Scusatemi ma pensate che un pupazzo di colore rosso abbia le capacità dirisolvere i poblemi della solofrana? non sarà certo melissa satta o ezio greggio a risolvere i problemi ambientali e di civiltà del nostro comprensorio. Perchè scusatemi se poco, questi problemi non sono solo dei torchiatesi ma di tutti quelli che sono attraversati dal torrente.
Striscia la notizia come michele Santoro hanno un’ unica funzione comunicativa quella di rendere visibile agli occhi di tutti lo stato delle cose dove viviamo da anni e fose anche ai nostri, troppo spesso chiusi.
Aspetto altre soluzioni
è proprio aspettando altre soluzioni che ci troviamo in questo stato…D’accordissimo con Nenè al 100%, anche perchè l’idea del blocco autostradale è mia! L’aggettivo che ha usato Giuseppe -supina- è quello che meglio esprimo il nostro modo di fare di fronte a questo scempio. Chi è stato toccato da eventi negativi causati da questo disastro ambientale ormai non ha più voglia di lottare, chi non lo è stato pensa che siano fatti lontani da sè…E intanto tutto continua nella quasi totale indefferenza. Bisogna agire, e credetemi, stavolta lo dico senza alcuna enfasi ideologica, ma per puro senso civico. Osservare questo schifo senza fare alcunchè vuol dire avere lo stesso somportamneto omertoso di chi vive fatti criminali sulla propria pelle, ma non dice nulla. Facciamoci sentire, sul serio, però…

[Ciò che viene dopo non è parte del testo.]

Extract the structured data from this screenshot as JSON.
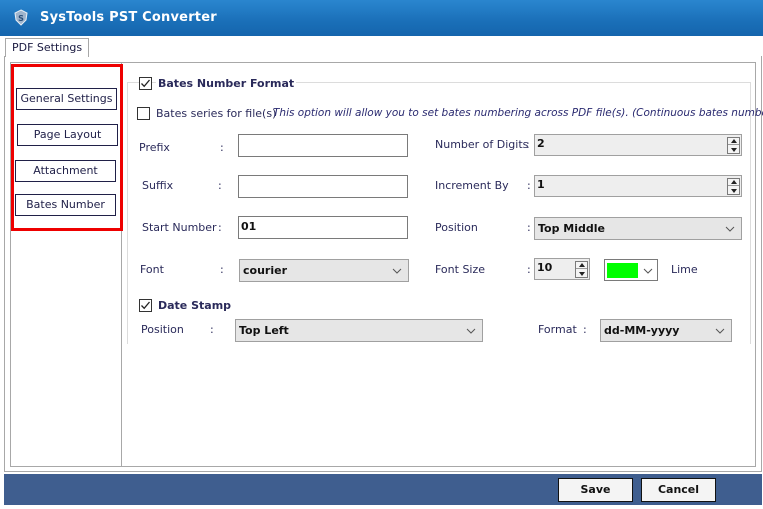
{
  "window": {
    "title": "SysTools PST Converter",
    "logo_icon": "systools-shield-icon"
  },
  "tabs": [
    {
      "label": "PDF Settings",
      "active": true
    }
  ],
  "sidebar": {
    "items": [
      {
        "label": "General Settings"
      },
      {
        "label": "Page Layout"
      },
      {
        "label": "Attachment"
      },
      {
        "label": "Bates Number"
      }
    ],
    "highlight_color": "#ee0000"
  },
  "bates": {
    "enabled_label": "Bates Number Format",
    "enabled": true,
    "series_label": "Bates series for file(s)",
    "series_checked": false,
    "series_hint": "This option will allow you to set bates numbering across PDF file(s).  (Continuous bates numbering)",
    "prefix": {
      "label": "Prefix",
      "colon": ":",
      "value": ""
    },
    "suffix": {
      "label": "Suffix",
      "colon": ":",
      "value": ""
    },
    "start_number": {
      "label": "Start Number",
      "colon": ":",
      "value": "01"
    },
    "number_of_digits": {
      "label": "Number of Digits",
      "colon": ":",
      "value": "2"
    },
    "increment_by": {
      "label": "Increment By",
      "colon": ":",
      "value": "1"
    },
    "position": {
      "label": "Position",
      "colon": ":",
      "value": "Top Middle"
    },
    "font": {
      "label": "Font",
      "colon": ":",
      "value": "courier"
    },
    "font_size": {
      "label": "Font Size",
      "colon": ":",
      "value": "10"
    },
    "font_color": {
      "name": "Lime",
      "hex": "#00ff00"
    }
  },
  "date_stamp": {
    "label": "Date Stamp",
    "checked": true,
    "position": {
      "label": "Position",
      "colon": ":",
      "value": "Top Left"
    },
    "format": {
      "label": "Format",
      "colon": ":",
      "value": "dd-MM-yyyy"
    }
  },
  "footer": {
    "save_label": "Save",
    "cancel_label": "Cancel"
  }
}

@ Marì: concordo. “Sventurata la terra che ha bisogno di eroi”, diceva Brecht. Sventurati noi che abbiamo bisogno del gabibbo…
@ Nenè e Francesco: facciamoci sentire, d’accordo!
Scusatemi se mi intrometto, pur non essendo abitante delle vostre zone,
in passato, sono stato molte volte di passaggio nella vostra bella area che, secondo me e non solo,
ha un grandissimo valore paesaggistico e che certamente non meritava un trattamento simile.
Visto che oramai in tanti avranno provato a farsi “sentire” nelle “alte sfere” con risultati, purtroppo, temporanei
o inesistenti cosa si può fare di più ?
Il buon Nenè propone di bloccare l’ autostrada per far convergere i media e sollevare un polverone …
Ummm… L’idea è ottima, ma se ci riflettiamo un attimo forse ci accorgiamo che non è poi così tanto ottima come appare per due motivi fondamentali:
1. Facendo casino sull’ autostrada sicuramente i media daranno copertura per almeno 24 ore e si fionderanno li per capire la base della protesta. Telegiornali … speciali … promesse dei politici di turno …
Ovviamente dopo mezza giornata le forze di polizia faranno il loro mestiere facendo piazza pulita e denunciando tutti alla magistratura … e poi addio protesta …
Quindi, se ci si pensa bene, il danno maggiore sarà solo a carico di quei poveri cittadini che si troveranno bloccati in mezzo alla protesta senza nemmeno conoscere il problema …
2. La storia recente insegna che il meccanismo del “blocco” funziona poco e vien mal digerito dalle autorità in quanto problema di “ordine pubblico” quindi, molto probabilmente, la protesta si dissolverà in una nuvola di denucie così come è successo a Napoli per la discarica che hanno piazzato, praticamente, al centro della città .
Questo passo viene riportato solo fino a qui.